“Robbers!” cried the colonel, now furious. “How dare you apply such epithet to me—an officer of the King?”

“I dare to the King’s self—if he stood there beside you.”

“A curse upon you, caitiff! You shall rue your rash words. Know, sir, that I have the power to punish sedition as recusancy. But I won’t palter speech with you any longer. Do you still refuse to lend the money—pay it, I should rather say?”

“Oh! you needn’t have taken the trouble to correct yourself. It’s a demand all the same. The ‘stand and deliver’ of a highwayman. But you shall have an answer. I still refuse it.”

“Then it shall be taken from you, sirrah?”

“If so, sirrah, ’twill be under protest.”

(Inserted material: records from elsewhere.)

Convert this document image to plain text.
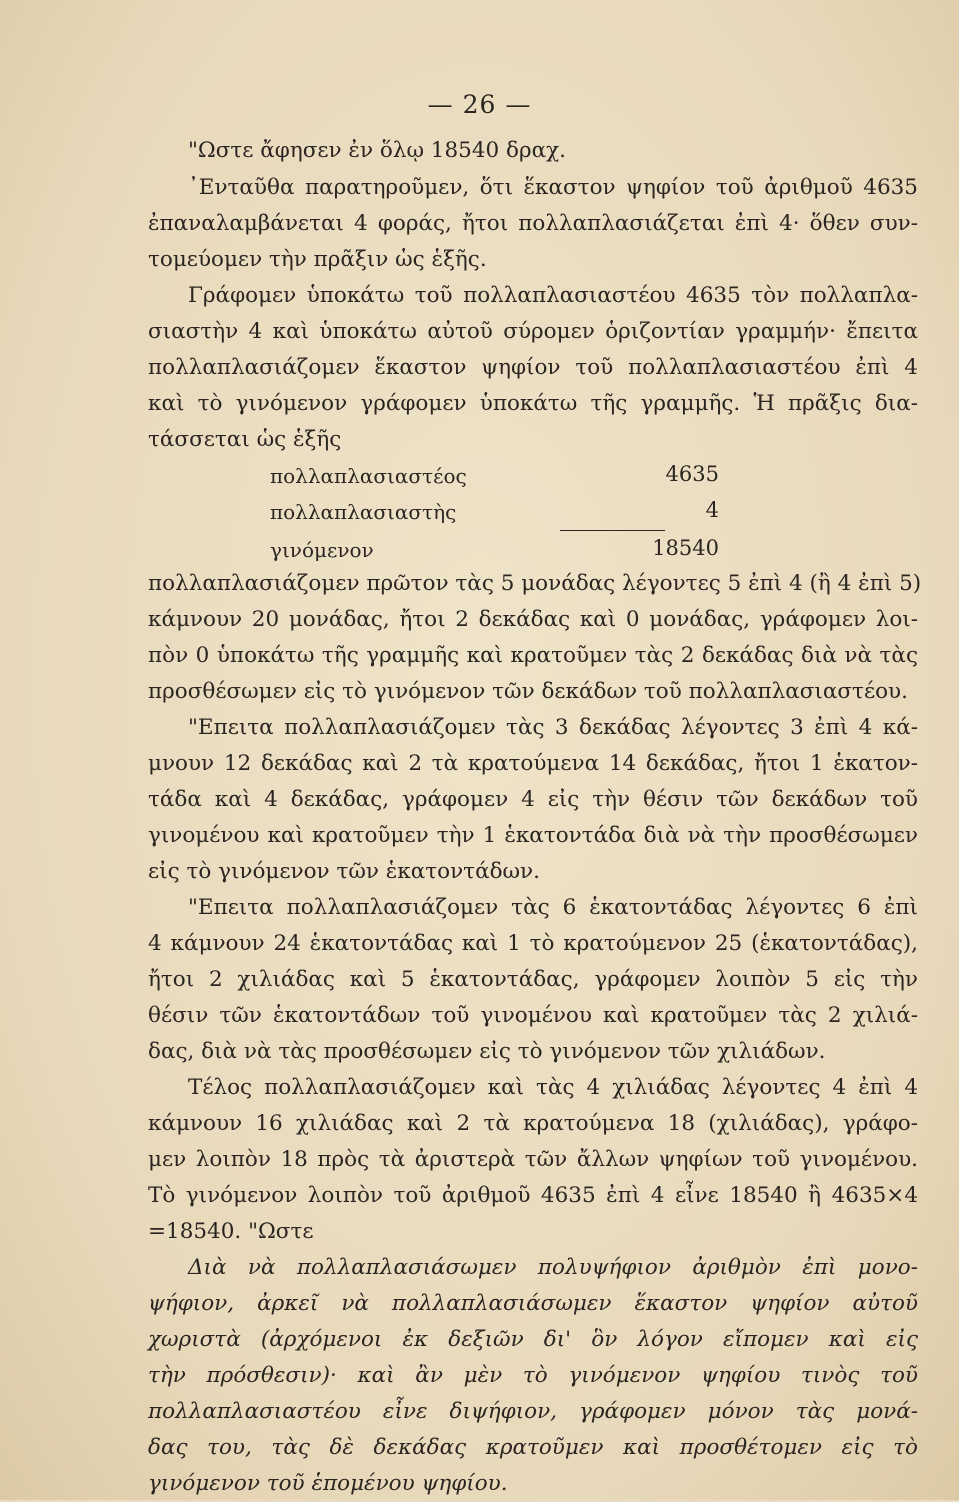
— 26 —
"Ωστε ἄφησεν ἐν ὅλῳ 18540 δραχ.
᾿Ενταῦθα παρατηροῦμεν, ὅτι ἕκαστον ψηφίον τοῦ ἀριθμοῦ 4635
ἐπαναλαμβάνεται 4 φοράς, ἤτοι πολλαπλασιάζεται ἐπὶ 4· ὅθεν συν-
τομεύομεν τὴν πρᾶξιν ὡς ἑξῆς.
Γράφομεν ὑποκάτω τοῦ πολλαπλασιαστέου 4635 τὸν πολλαπλα-
σιαστὴν 4 καὶ ὑποκάτω αὐτοῦ σύρομεν ὁριζοντίαν γραμμήν· ἔπειτα
πολλαπλασιάζομεν ἕκαστον ψηφίον τοῦ πολλαπλασιαστέου ἐπὶ 4
καὶ τὸ γινόμενον γράφομεν ὑποκάτω τῆς γραμμῆς. Ἡ πρᾶξις δια-
τάσσεται ὡς ἑξῆς
πολλαπλασιαστέος	4635
πολλαπλασιαστὴς	4
γινόμενον	18540
πολλαπλασιάζομεν πρῶτον τὰς 5 μονάδας λέγοντες 5 ἐπὶ 4 (ἢ 4 ἐπὶ 5)
κάμνουν 20 μονάδας, ἤτοι 2 δεκάδας καὶ 0 μονάδας, γράφομεν λοι-
πὸν 0 ὑποκάτω τῆς γραμμῆς καὶ κρατοῦμεν τὰς 2 δεκάδας διὰ νὰ τὰς
προσθέσωμεν εἰς τὸ γινόμενον τῶν δεκάδων τοῦ πολλαπλασιαστέου.
"Επειτα πολλαπλασιάζομεν τὰς 3 δεκάδας λέγοντες 3 ἐπὶ 4 κά-
μνουν 12 δεκάδας καὶ 2 τὰ κρατούμενα 14 δεκάδας, ἤτοι 1 ἑκατον-
τάδα καὶ 4 δεκάδας, γράφομεν 4 εἰς τὴν θέσιν τῶν δεκάδων τοῦ
γινομένου καὶ κρατοῦμεν τὴν 1 ἑκατοντάδα διὰ νὰ τὴν προσθέσωμεν
εἰς τὸ γινόμενον τῶν ἑκατοντάδων.
"Επειτα πολλαπλασιάζομεν τὰς 6 ἑκατοντάδας λέγοντες 6 ἐπὶ
4 κάμνουν 24 ἑκατοντάδας καὶ 1 τὸ κρατούμενον 25 (ἑκατοντάδας),
ἤτοι 2 χιλιάδας καὶ 5 ἑκατοντάδας, γράφομεν λοιπὸν 5 εἰς τὴν
θέσιν τῶν ἑκατοντάδων τοῦ γινομένου καὶ κρατοῦμεν τὰς 2 χιλιά-
δας, διὰ νὰ τὰς προσθέσωμεν εἰς τὸ γινόμενον τῶν χιλιάδων.
Τέλος πολλαπλασιάζομεν καὶ τὰς 4 χιλιάδας λέγοντες 4 ἐπὶ 4
κάμνουν 16 χιλιάδας καὶ 2 τὰ κρατούμενα 18 (χιλιάδας), γράφο-
μεν λοιπὸν 18 πρὸς τὰ ἀριστερὰ τῶν ἄλλων ψηφίων τοῦ γινομένου.
Τὸ γινόμενον λοιπὸν τοῦ ἀριθμοῦ 4635 ἐπὶ 4 εἶνε 18540 ἢ 4635×4
=18540. "Ωστε
Διὰ νὰ πολλαπλασιάσωμεν πολυψήφιον ἀριθμὸν ἐπὶ μονο-
ψήφιον, ἀρκεῖ νὰ πολλαπλασιάσωμεν ἕκαστον ψηφίον αὐτοῦ
χωριστὰ (ἀρχόμενοι ἐκ δεξιῶν δι' ὃν λόγον εἴπομεν καὶ εἰς
τὴν πρόσθεσιν)· καὶ ἂν μὲν τὸ γινόμενον ψηφίου τινὸς τοῦ
πολλαπλασιαστέου εἶνε διψήφιον, γράφομεν μόνον τὰς μονά-
δας του, τὰς δὲ δεκάδας κρατοῦμεν καὶ προσθέτομεν εἰς τὸ
γινόμενον τοῦ ἑπομένου ψηφίου.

“Under protest be it. As you like about that; devil care I. Ha-ha-ha!” and Lunsford laughed again. Then turning to the troop, he called out to his first sergeant,—

“Dismount, Robins, and follow me with a couple of files?”

Saying which, he flung himself out of the saddle, and made to ascend the steps of the porch.

“You don’t enter my house by an open door,” cried the Master of Hollymead, stepping backward. “You’ll have to break it in first,” he added, gliding into the hallway, dashing the door to behind him, and double-bolting it inside.